Who We Were – Agire nel presente, per il futuro | Biografilm 2021
La nostra recensione di “Who We Were” (Wer wir waren, 2021) di Marc Bauder, uno dei film selezionati per la 17ª edizione di Biografilm Festival, di cui Birdmen Magazine è media partner. I film in programma saranno disponibili online su MyMovies e in presenza.
We were the ones who knew, but did not understand, full of information but lacking insight, brimming with knowledge, but lacking experience. So we just kept forging ahead, unstopped by ourselves.
Roger Willemsen
Cosa penseranno di noi le generazioni future? Come valuteranno le nostre azioni e quello che abbiamo mancato di fare quando eravamo ancora in tempo? Il documentario Who We Were – diretto da Marc Bauer, con Börres Weiffenbach come direttore della fotografia – si ispira all’omonimo saggio dell’autore tedesco Roger Willemsen, pubblicato postumo nel 2016. “Chi eravamo” è proprio la questione al centro del film, che osserva lo stato attuale del mondo per dare uno sguardo al nostro futuro. È nel presente che bisogna agire – suggerisce il documentario – prima che diventi inevitabilmente passato, e che le generazioni future ripensino a noi con disperazione.
Le sei personalità intervistate in Who we were fungono da testimonianza del fatto che l’umanità possa essere non solo la causa della crisi globale, ma anche la sua soluzione. L’astronauta Alexander Gerst, la ricercatrice delle profondità marine Sylvia Earle, il biologo molecolare e monaco buddista Matthieu Ricard, l’economista Dennis Snower, l’economista e filosofo Felwine Sarr e la filosofa e critica postumanista Janina Loh riflettono sul presente e ipotizzano il futuro.

Presentato inizialmente alla Berlinale 2021, Who we were si inscrive in quella serie di documentari del tipo “uomo-minaccia-pianeta-Terra”, quel genere di film che si concentra sui problemi dell’Antropocene, l’attuale era geologica in cui è proprio l’homo sapiens ad essere il principale fattore di cambiamento nella biosfera (the planet is fine, the people are fucked, avrebbe detto invece George Carlin).
Tuttavia, nonostante siano questioni già trattate (e il documentario rischi di dilungarsi un po’ troppo), Who we were riesce ad offrire un quadro complesso, scegliendo di intrecciare narrazioni diverse piuttosto che concentrarsi su un singolo elemento della crisi globale, e fornendo prospettive ricche di spunti di riflessione.

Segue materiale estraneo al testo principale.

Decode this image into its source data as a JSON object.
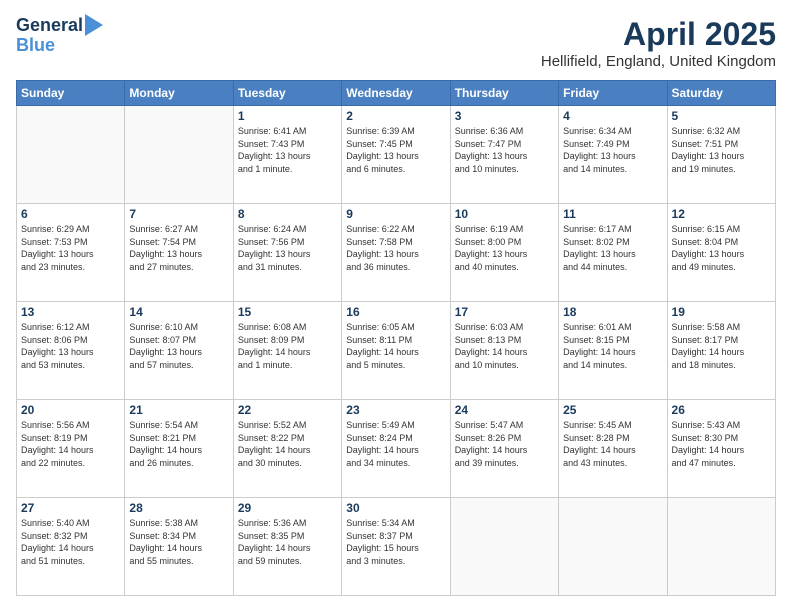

Inoltre, il film sembra proporre un messaggio di speranza. Sta a noi poter scegliere come verremo ricordati, e “il responso” sarà positivo a patto di riuscire a riconoscere la nostra connessione in quanto genere umano e a comprendere il significato di “noi”. Ad esempio, il filosofo ed economista Felwine Sarr si sofferma su cosa significhi us nell’ottica dell’eredità del colonialismo e della decolonizzazione. Per l’economista Snower, è importante l’adozione di una mentalità cosmopolita.

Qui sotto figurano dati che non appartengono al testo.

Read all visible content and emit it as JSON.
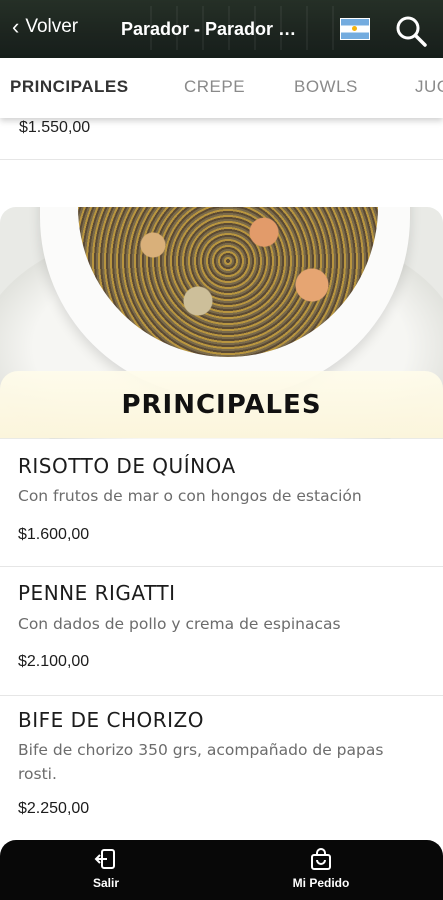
{
  "header": {
    "back_label": "Volver",
    "title": "Parador - Parador Bar",
    "flag": "argentina-flag-icon"
  },
  "tabs": [
    {
      "label": "PRINCIPALES",
      "active": true
    },
    {
      "label": "CREPE",
      "active": false
    },
    {
      "label": "BOWLS",
      "active": false
    },
    {
      "label": "JUGOS",
      "active": false
    }
  ],
  "previous_item": {
    "price": "$1.550,00"
  },
  "section": {
    "title": "PRINCIPALES"
  },
  "items": [
    {
      "name": "RISOTTO DE QUÍNOA",
      "description": "Con frutos de mar o con hongos de estación",
      "price": "$1.600,00"
    },
    {
      "name": "PENNE RIGATTI",
      "description": "Con dados de pollo y crema de espinacas",
      "price": "$2.100,00"
    },
    {
      "name": "BIFE DE CHORIZO",
      "description": "Bife de chorizo 350 grs, acompañado de papas rosti.",
      "price": "$2.250,00"
    }
  ],
  "bottom_nav": {
    "exit_label": "Salir",
    "order_label": "Mi Pedido"
  },
  "colors": {
    "bottom_bar": "#080808",
    "section_header_bg": "#fbf5dc",
    "active_tab": "#333333",
    "inactive_tab": "#8a8a8a"
  }
}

A concentrarsi invece sul concetto stesso di umanità è Janina Loh: lo fa tramite un confronto in tema di robot ethics con Hiroshi Ishiguro, il fondatore dell’Intelligent Robotics Laboratory (Ishiguro Lab.) a Osaka, concentrandosi anche sull’idea di noi che lasceremo ai posteri.

Le sequenze visivamente più sorprendenti sono quelle ambientate nelle profondità dell’oceano e nello spazio. Nell’ottica della narrazione portata avanti dal documentario, gli estremi opposti della biosfera sono i luoghi in cui l’essere umano ha modo di ridimensionare il proprio ego, e propongono quindi dei cambi di prospettiva al fine di una visione meno antropocentrica. La ricercatrice Earle sostiene che gli oceani, non abitati dall’uomo, siano il centro del nostro mondo; l’astronauta Gerst, osservando il pianeta blu dallo spazio, prende atto della piccolezza dell’uomo.

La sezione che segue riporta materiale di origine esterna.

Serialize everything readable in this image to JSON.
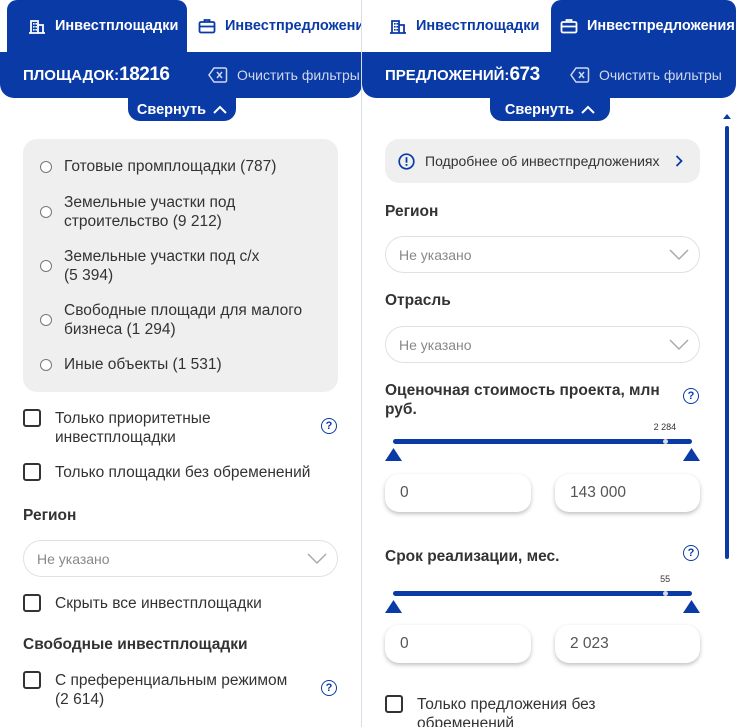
{
  "left": {
    "tabs": [
      {
        "label": "Инвестплощадки",
        "icon": "building-icon",
        "active": true
      },
      {
        "label": "Инвестпредложения",
        "icon": "briefcase-icon",
        "active": false
      }
    ],
    "count_label": "ПЛОЩАДОК:",
    "count_value": "18216",
    "clear_filters": "Очистить фильтры",
    "collapse": "Свернуть",
    "types": [
      {
        "label_line1": "Готовые промплощадки (787)",
        "label_line2": ""
      },
      {
        "label_line1": "Земельные участки под",
        "label_line2": "строительство (9 212)"
      },
      {
        "label_line1": "Земельные участки под с/х",
        "label_line2": "(5 394)"
      },
      {
        "label_line1": "Свободные площади для малого",
        "label_line2": "бизнеса (1 294)"
      },
      {
        "label_line1": "Иные объекты (1 531)",
        "label_line2": ""
      }
    ],
    "priority_line1": "Только приоритетные",
    "priority_line2": "инвестплощадки",
    "no_encumbrance": "Только площадки без обременений",
    "region_title": "Регион",
    "region_placeholder": "Не указано",
    "hide_all": "Скрыть все инвестплощадки",
    "free_title": "Свободные инвестплощадки",
    "preferential_line1": "С преференциальным режимом",
    "preferential_line2": "(2 614)"
  },
  "right": {
    "tabs": [
      {
        "label": "Инвестплощадки",
        "icon": "building-icon",
        "active": false
      },
      {
        "label": "Инвестпредложения",
        "icon": "briefcase-icon",
        "active": true
      }
    ],
    "count_label": "ПРЕДЛОЖЕНИЙ:",
    "count_value": "673",
    "clear_filters": "Очистить фильтры",
    "collapse": "Свернуть",
    "info_link": "Подробнее об инвестпредложениях",
    "region_title": "Регион",
    "region_placeholder": "Не указано",
    "industry_title": "Отрасль",
    "industry_placeholder": "Не указано",
    "cost_title_line1": "Оценочная стоимость проекта, млн",
    "cost_title_line2": "руб.",
    "cost_range": {
      "mark_label": "2 284",
      "min": "0",
      "max": "143 000",
      "mark_fraction": 0.91
    },
    "term_title": "Срок реализации, мес.",
    "term_range": {
      "mark_label": "55",
      "min": "0",
      "max": "2 023",
      "mark_fraction": 0.91
    },
    "no_encumbrance_line1": "Только предложения без",
    "no_encumbrance_line2": "обременений"
  },
  "colors": {
    "primary": "#0a3aa6",
    "panel_bg": "#efefef",
    "text": "#333333"
  }
}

Un grande contributo al messaggio positivo del film viene dal monaco buddista Ricard. Presentando le sue scoperte sulla neuroplasticità del cervello, afferma che i tratti della personalità possono essere esercitati e rinforzati come qualsiasi muscolo: l’essere umano può cambiare il suo approccio nei confronti della Terra. La speranza è che quando le generazioni future si guarderanno indietro penseranno che, come dice Loh, «we at least tried».